In der forschenden Wissenschaft herrscht mittlerweile Einigkeit darüber, dass Depressionen in den allermeisten Fällen nicht nur durch eine einzelne Ursache begünstigt werden, sondern dass verschiedene Faktoren zusammenkommen müssen, die in ihrer Gesamtheit zu einer depressiven Erkrankung führen können.
Genetische Veranlagung
Wissenschaftler*innen haben schon früh festgestellt, dass es in manchen Familien zu Häufungen bezüglich depressiver Erkrankungen kommt. Dies legt den Verdacht nahe, dass eine genetische Veranlagung zu depressiven Verstimmungen in die Wiege gelegt werden könnte. Laut Forschungen besteht bei Kindern aus einer mit Depression vorbelasteten Familie eine 30% höhere Wahrscheinlichkeit, dass auch sie im Laufe ihres Lebens an einer Depression erkranken. Es steht bisher allerdings noch nicht fest, welche Gene bzw. Gensequenzen dafür verantwortlich sind. Die genetische Veranlagung alleine bedeutet aber nicht, dass eine Depression unvermeidbar ist.
Neurobiologische Störungen
Das menschliche Gehirn ist ein höchst komplexes System, das nicht nur den Körper steuert, sondern auch Signale des Körpers auswertet und reagiert und auf neurochemischer Ebene auch unser Gefühlsleben, unsere Stimmung und unser Wohlbefinden maßgeblich beeinflusst. Bei vielen von Depression betroffenen Menschen lässt sich eine Störung des Stoffwechsels im Gehirn feststellen.
Neurochemisches Ungleichgewicht / zerebrale Stoffwechselstörung
Forschende haben herausgefunden, dass bei vielen betroffenen Patient*innen der Spiegel bestimmter Botenstoffe im Gehirn von dem Spiegel “gesunder” Approbant*innen abweicht. Dabei handelt es sich um die Neurotransmitter Dopamin, Serotonin und Noradrenalin, die in der richtigen Konzentration für eine ausgeglichene Stimmung unabdingbar sind. Bei an Depression erkrankten Menschen ist die Menge an diesen Neurotransmittern so signifikant reduziert, dass als therapeutische Massnahme in der Regel wiederaufnahmehemmende Medikamente verabreicht werden.

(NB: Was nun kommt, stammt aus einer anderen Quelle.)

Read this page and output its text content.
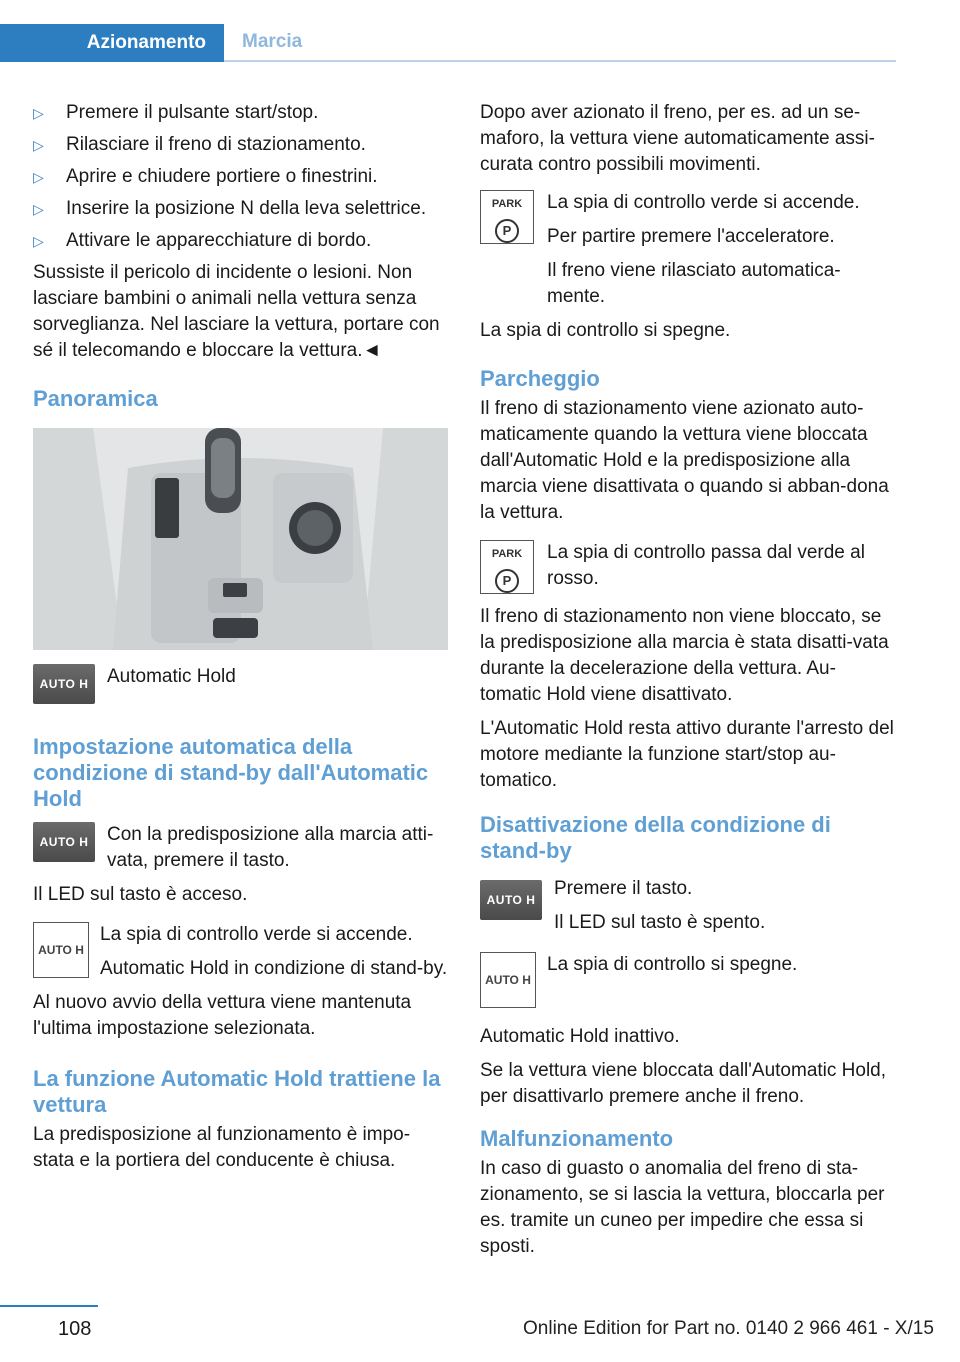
Azionamento Marcia
▷ Premere il pulsante start/stop.
▷ Rilasciare il freno di stazionamento.
▷ Aprire e chiudere portiere o finestrini.
▷ Inserire la posizione N della leva selettrice.
▷ Attivare le apparecchiature di bordo.

Sussiste il pericolo di incidente o lesioni. Non lasciare bambini o animali nella vettura senza sorveglianza. Nel lasciare la vettura, portare con sé il telecomando e bloccare la vettura.◄

Panoramica
AUTO H Automatic Hold
Impostazione automatica della condizione di stand-by dall'Automatic Hold
AUTO H Con la predisposizione alla marcia atti‐vata, premere il tasto.

Il LED sul tasto è acceso.

AUTO H

La spia di controllo verde si accende.

Automatic Hold in condizione di stand-by.

Al nuovo avvio della vettura viene mantenuta l'ultima impostazione selezionata.

La funzione Automatic Hold trattiene la vettura

La predisposizione al funzionamento è impo‐stata e la portiera del conducente è chiusa.

Dopo aver azionato il freno, per es. ad un se‐maforo, la vettura viene automaticamente assi‐curata contro possibili movimenti.

PARK
P

La spia di controllo verde si accende.

Per partire premere l'acceleratore.

Il freno viene rilasciato automatica‐mente.

La spia di controllo si spegne.

Parcheggio

Il freno di stazionamento viene azionato auto‐maticamente quando la vettura viene bloccata dall'Automatic Hold e la predisposizione alla marcia viene disattivata o quando si abban‐dona la vettura.

PARK
P
La spia di controllo passa dal verde al rosso.

Il freno di stazionamento non viene bloccato, se la predisposizione alla marcia è stata disatti‐vata durante la decelerazione della vettura. Au‐tomatic Hold viene disattivato.

L'Automatic Hold resta attivo durante l'arresto del motore mediante la funzione start/stop au‐tomatico.

Disattivazione della condizione di stand-by
AUTO H

Premere il tasto.

Il LED sul tasto è spento.

AUTO H
La spia di controllo si spegne.

Automatic Hold inattivo.

Se la vettura viene bloccata dall'Automatic Hold, per disattivarlo premere anche il freno.

Malfunzionamento

In caso di guasto o anomalia del freno di sta‐zionamento, se si lascia la vettura, bloccarla per es. tramite un cuneo per impedire che essa si sposti.

108	Online Edition for Part no. 0140 2 966 461 - X/15
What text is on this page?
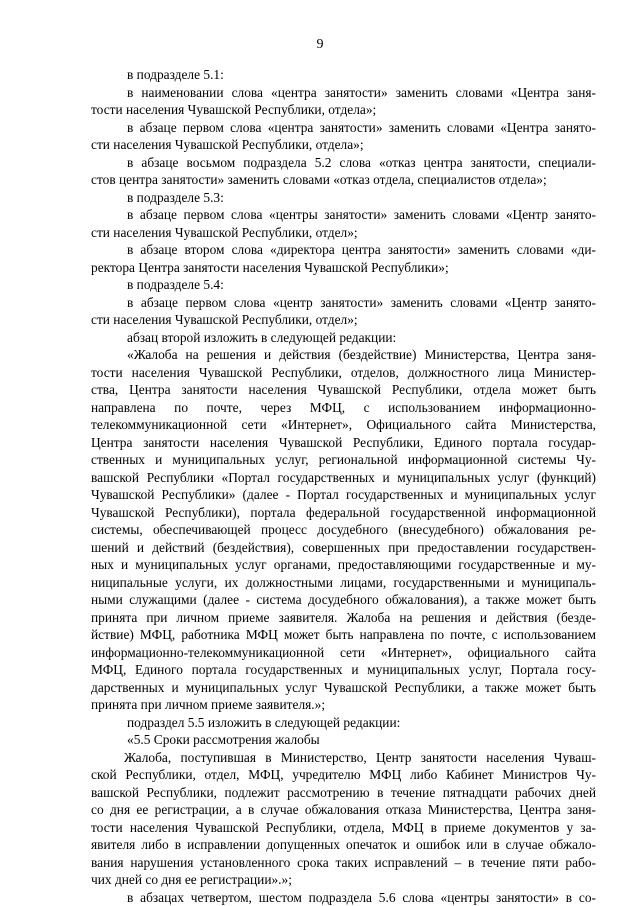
9
в подразделе 5.1:
в наименовании слова «центра занятости» заменить словами «Центра заня-
тости населения Чувашской Республики, отдела»;
в абзаце первом слова «центра занятости» заменить словами «Центра занято-
сти населения Чувашской Республики, отдела»;
в абзаце восьмом подраздела 5.2 слова «отказ центра занятости, специали-
стов центра занятости» заменить словами «отказ отдела, специалистов отдела»;
в подразделе 5.3:
в абзаце первом слова «центры занятости» заменить словами «Центр занято-
сти населения Чувашской Республики, отдел»;
в абзаце втором слова «директора центра занятости» заменить словами «ди-
ректора Центра занятости населения Чувашской Республики»;
в подразделе 5.4:
в абзаце первом слова «центр занятости» заменить словами «Центр занято-
сти населения Чувашской Республики, отдел»;
абзац второй изложить в следующей редакции:
«Жалоба на решения и действия (бездействие) Министерства, Центра заня-
тости населения Чувашской Республики, отделов, должностного лица Министер-
ства, Центра занятости населения Чувашской Республики, отдела может быть
направлена по почте, через МФЦ, с использованием информационно-
телекоммуникационной сети «Интернет», Официального сайта Министерства,
Центра занятости населения Чувашской Республики, Единого портала государ-
ственных и муниципальных услуг, региональной информационной системы Чу-
вашской Республики «Портал государственных и муниципальных услуг (функций)
Чувашской Республики» (далее - Портал государственных и муниципальных услуг
Чувашской Республики), портала федеральной государственной информационной
системы, обеспечивающей процесс досудебного (внесудебного) обжалования ре-
шений и действий (бездействия), совершенных при предоставлении государствен-
ных и муниципальных услуг органами, предоставляющими государственные и му-
ниципальные услуги, их должностными лицами, государственными и муниципаль-
ными служащими (далее - система досудебного обжалования), а также может быть
принята при личном приеме заявителя. Жалоба на решения и действия (безде-
йствие) МФЦ, работника МФЦ может быть направлена по почте, с использованием
информационно-телекоммуникационной сети «Интернет», официального сайта
МФЦ, Единого портала государственных и муниципальных услуг, Портала госу-
дарственных и муниципальных услуг Чувашской Республики, а также может быть
принята при личном приеме заявителя.»;
подраздел 5.5 изложить в следующей редакции:
«5.5 Сроки рассмотрения жалобы
Жалоба, поступившая в Министерство, Центр занятости населения Чуваш-
ской Республики, отдел, МФЦ, учредителю МФЦ либо Кабинет Министров Чу-
вашской Республики, подлежит рассмотрению в течение пятнадцати рабочих дней
со дня ее регистрации, а в случае обжалования отказа Министерства, Центра заня-
тости населения Чувашской Республики, отдела, МФЦ в приеме документов у за-
явителя либо в исправлении допущенных опечаток и ошибок или в случае обжало-
вания нарушения установленного срока таких исправлений – в течение пяти рабо-
чих дней со дня ее регистрации».»;
в абзацах четвертом, шестом подраздела 5.6 слова «центры занятости» в со-
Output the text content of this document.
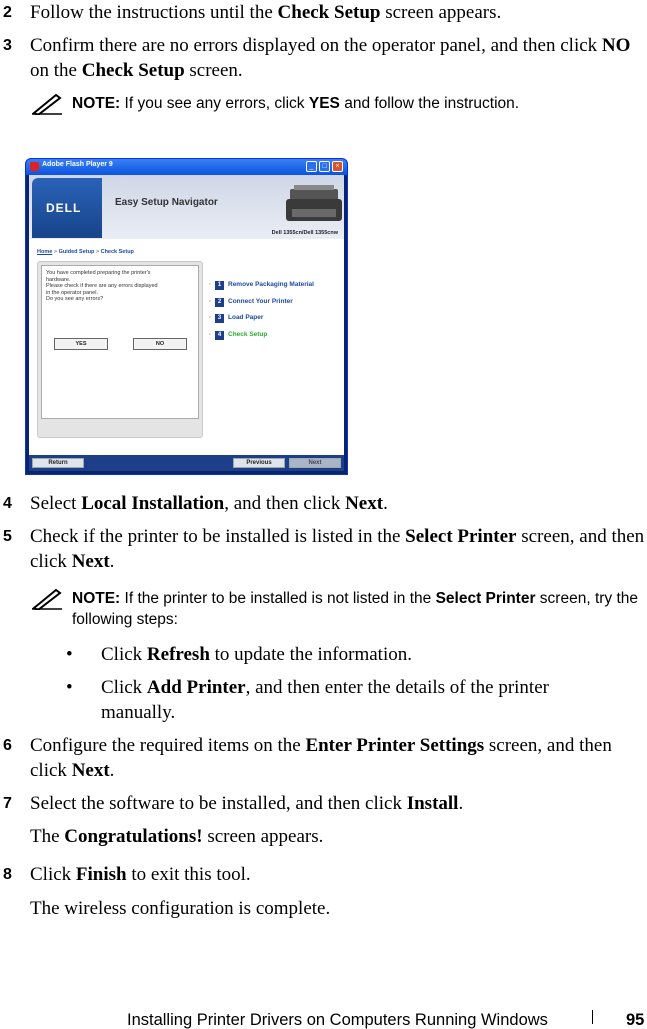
2 Follow the instructions until the Check Setup screen appears.
3 Confirm there are no errors displayed on the operator panel, and then click NO on the Check Setup screen.
NOTE: If you see any errors, click YES and follow the instruction.
Adobe Flash Player 9	_	□	×
DELL	Easy Setup Navigator
Dell 1355cn/Dell 1355cnw
Home > Guided Setup > Check Setup
You have completed preparing the printer's
hardware.
Please check if there are any errors displayed
in the operator panel.
Do you see any errors?
YES	NO
·	1	Remove Packaging Material
·	2	Connect Your Printer
·	3	Load Paper
·	4	Check Setup
Return	Previous	Next
4 Select Local Installation, and then click Next.
5 Check if the printer to be installed is listed in the Select Printer screen, and then click Next.
NOTE: If the printer to be installed is not listed in the Select Printer screen, try the following steps:
• Click Refresh to update the information.
• Click Add Printer, and then enter the details of the printer manually.
6 Configure the required items on the Enter Printer Settings screen, and then click Next.
7 Select the software to be installed, and then click Install.
The Congratulations! screen appears.
8 Click Finish to exit this tool.
The wireless configuration is complete.
Installing Printer Drivers on Computers Running Windows	95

Veränderte Aktivität im limbischen System
Das limbische System - bestehend aus Hypothalamus, Hippocampus und Amygdala - ist hauptverantwortlich für unsere rudimentären Gefühle wie Angst, Liebe, Wut und Lust. Bei an Depressionen erkrankten Menschen konnte festgestellt werden, dass z. B. der Hypothalamus vielfach verkleinert ist. Es wurde außerdem erforscht, dass depressive Menschen mit einer traumatisch vorbelasteten Kindheit einen Hirnstoffwechsel aufweisen, der von erhöhter und permanenter Alarmbereitschaft zeugt. Dieser permanente Fight or Flight-Modus ist wie eine permanente Entzündungsreaktion, die sich aufs Gehirn, auf den gesamten Organismus und auf die Persönlichkeit auswirken kann.
Fazit: Diese Faktoren begünstigen eine höhere Vulnerabilität des betroffenen Menschen im Vergleich zu unbelasteten Personen. Ebenfalls dazu zählen bestimmte Entwicklungs- und Persönlichkeitsmerkmale (z. B. der frühe Verlust eines Elternteils, traumatische Erlebnisse, bestimmte Konstellationen im sozialen Umfeld und während des Heranwachsens um nur einige wenige zu nennen), die eine spätere Depression begünstigen.
Treffen zudem auslösende Faktoren auf die körperliche Prädisposition für eine depressive Erkrankung, dann sind die Weichen für eine depressive Erkrankung gestellt.
Akute Belastungen
Es gibt Situationen und Lebensumstände, die jeden Menschen aus der Bahn werfen können. Der Tod von engen Vertrauten, gravierende Krankheiten, unerwünschte und einschneidende private oder berufliche Entwicklungen, die Liste ist lang. Manche Menschen überstehen solche Situationen und Zeiten besser als andere, sie sind resilienter. Aber gerade bei Personen mit einer genetischen, psychischen oder entwicklungsbedingten Veranlagung für Depressionen können diese Belastungen eine depressive Erkrankung auslösen wie der berüchtigte Tropfen, der das Fass zum Überlaufen bringt.